After all, a recent white paper by Pear Analytics revealed that roughly 40 percent of all tweets are “pointless babble.”
Well, even the most innocent or mindless posts are capable of generating a backlash of sorts, as evidenced by the growing trend of corporate foot-in-the-mouth syndrome.
In fact, employers across the United States have been taking the heat for careless comments that employees didn’t think twice to post online — and this can sometimes lead not just to embarrassment but also to a noteworthy impact on a company’s bottom line.
I recently read an article in BusinessWeek that described the fine line that companies tread between maximizing the usage of social networks for productive, work-related purposes and monitoring employees’ online messaging to ensure that well-intended posts remain harmless.
Take, for instance, an airline employee who went online to vent about a passenger and threw in a joke or two about faulty jet engines on a plane. The individual’s employer didn’t find these comments funny in the least. Even the slightest amount of bad publicity is likely to cause panic among fliers, which in turn is detrimental to the airline business. The company fired the employee.
In another instance, an employee at a technology company reportedly formed an unauthorized chat room to talk in real time about the company’s earnings call — a move that raised a big red flag to company insiders and even triggered immediate response from a crisis management team.

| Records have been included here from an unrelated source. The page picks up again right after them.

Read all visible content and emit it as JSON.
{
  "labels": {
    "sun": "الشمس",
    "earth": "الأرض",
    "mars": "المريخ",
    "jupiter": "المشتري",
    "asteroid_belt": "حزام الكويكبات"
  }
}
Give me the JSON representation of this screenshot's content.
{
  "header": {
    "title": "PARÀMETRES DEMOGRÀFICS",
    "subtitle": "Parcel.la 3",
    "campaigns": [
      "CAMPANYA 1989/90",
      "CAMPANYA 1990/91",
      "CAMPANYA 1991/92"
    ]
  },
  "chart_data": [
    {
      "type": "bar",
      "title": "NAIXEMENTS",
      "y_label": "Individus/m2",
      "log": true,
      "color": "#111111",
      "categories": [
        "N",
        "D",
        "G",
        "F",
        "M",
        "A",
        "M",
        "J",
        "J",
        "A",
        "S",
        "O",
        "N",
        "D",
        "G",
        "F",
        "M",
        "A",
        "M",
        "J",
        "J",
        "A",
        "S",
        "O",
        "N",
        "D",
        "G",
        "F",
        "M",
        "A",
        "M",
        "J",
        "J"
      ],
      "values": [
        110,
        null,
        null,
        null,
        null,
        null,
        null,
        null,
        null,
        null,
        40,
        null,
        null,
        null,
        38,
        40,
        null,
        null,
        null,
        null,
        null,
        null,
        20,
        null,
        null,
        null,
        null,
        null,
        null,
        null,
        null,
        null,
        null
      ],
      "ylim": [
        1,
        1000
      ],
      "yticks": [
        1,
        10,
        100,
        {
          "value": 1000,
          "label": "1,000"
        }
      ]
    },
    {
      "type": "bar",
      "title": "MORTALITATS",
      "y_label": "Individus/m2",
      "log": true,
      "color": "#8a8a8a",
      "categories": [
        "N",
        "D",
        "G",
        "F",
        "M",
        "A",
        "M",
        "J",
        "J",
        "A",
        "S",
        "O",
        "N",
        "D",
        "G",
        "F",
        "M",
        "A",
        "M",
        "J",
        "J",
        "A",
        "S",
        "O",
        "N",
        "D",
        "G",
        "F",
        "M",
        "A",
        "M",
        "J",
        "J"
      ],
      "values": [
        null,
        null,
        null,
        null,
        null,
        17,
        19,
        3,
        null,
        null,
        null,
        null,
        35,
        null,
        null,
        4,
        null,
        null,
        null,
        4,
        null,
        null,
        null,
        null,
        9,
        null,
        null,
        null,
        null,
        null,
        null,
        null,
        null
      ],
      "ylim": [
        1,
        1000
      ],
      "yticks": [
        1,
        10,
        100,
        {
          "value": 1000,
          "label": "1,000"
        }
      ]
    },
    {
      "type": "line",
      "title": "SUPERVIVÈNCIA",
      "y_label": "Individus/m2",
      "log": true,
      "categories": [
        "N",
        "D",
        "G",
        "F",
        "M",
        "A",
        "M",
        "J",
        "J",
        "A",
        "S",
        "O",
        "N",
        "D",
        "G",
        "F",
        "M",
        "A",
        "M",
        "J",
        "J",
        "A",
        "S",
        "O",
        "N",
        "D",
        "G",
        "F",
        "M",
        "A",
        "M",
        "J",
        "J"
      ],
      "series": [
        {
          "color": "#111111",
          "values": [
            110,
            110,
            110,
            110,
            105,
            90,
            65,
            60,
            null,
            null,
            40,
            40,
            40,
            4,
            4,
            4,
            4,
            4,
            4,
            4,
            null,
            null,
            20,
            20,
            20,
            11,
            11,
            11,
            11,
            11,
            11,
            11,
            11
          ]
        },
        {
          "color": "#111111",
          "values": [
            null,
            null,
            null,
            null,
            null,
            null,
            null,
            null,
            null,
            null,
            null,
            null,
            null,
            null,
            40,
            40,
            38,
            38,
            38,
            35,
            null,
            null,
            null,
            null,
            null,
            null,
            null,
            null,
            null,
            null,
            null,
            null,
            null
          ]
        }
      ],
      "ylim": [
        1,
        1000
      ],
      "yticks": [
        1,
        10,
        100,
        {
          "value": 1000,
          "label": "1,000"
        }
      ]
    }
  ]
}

Then, of course, there are simply thoughtless comments, such as PR professional announcing to the world that she would “die” if she had to live in a client’s hometown. Classic foot-in-the-mouth moment!
It’s hard to believe that some of the aforementioned events aren’t fabricated. And this is becoming quite an uphill battle from the perspective of employers.
Embarrassment is one thing — and one could argue a company’s public image can be restored with some damage control — but it’s a totally different story if employees are inadvertently revealing trade secrets or disclosing critical corporate data via electronic mediums much to the chagrin of their employers (that is, if they ever find out about it).
A Computerworld article on this topic cited a Proofpoint Inc. study that revealed how a growing number of executives are becoming wary of their employees unintentionally leaking confidential data in their day-to-day correspondence using tools such as e-mails, social networks and blogs.
The study showed that just in the past year, a third of companies that were surveyed ran into trouble because employees leaked sensitive or embarrassing information through social networking sites, whereas nearly half of respondents said they were concerned about similar occurrences unfolding in the workplace.
It’s for this reason that organizations such as the United States Marine Corps currently forbid individuals from making use of social networking sites on military networks.
So, how does one discern when a tweet, post or electronic message could get out of control? I suppose almost every little snippet of information individuals release into cyberspace has the potential to come back to haunt the user in one way or another.
For example, even something as simple as an employee expressing concerns that there may be layoffs at the company could snowball and have a bottom-line impact, an expert stated in the article.
Many employers have implemented policies and guidelines for those who wish to exploit social networking tools. Others simply rely heavily on employees to employ some degree of common sense, discernment and caution prior to disseminating what’s on their minds, which, as we all know, can be quite a gamble.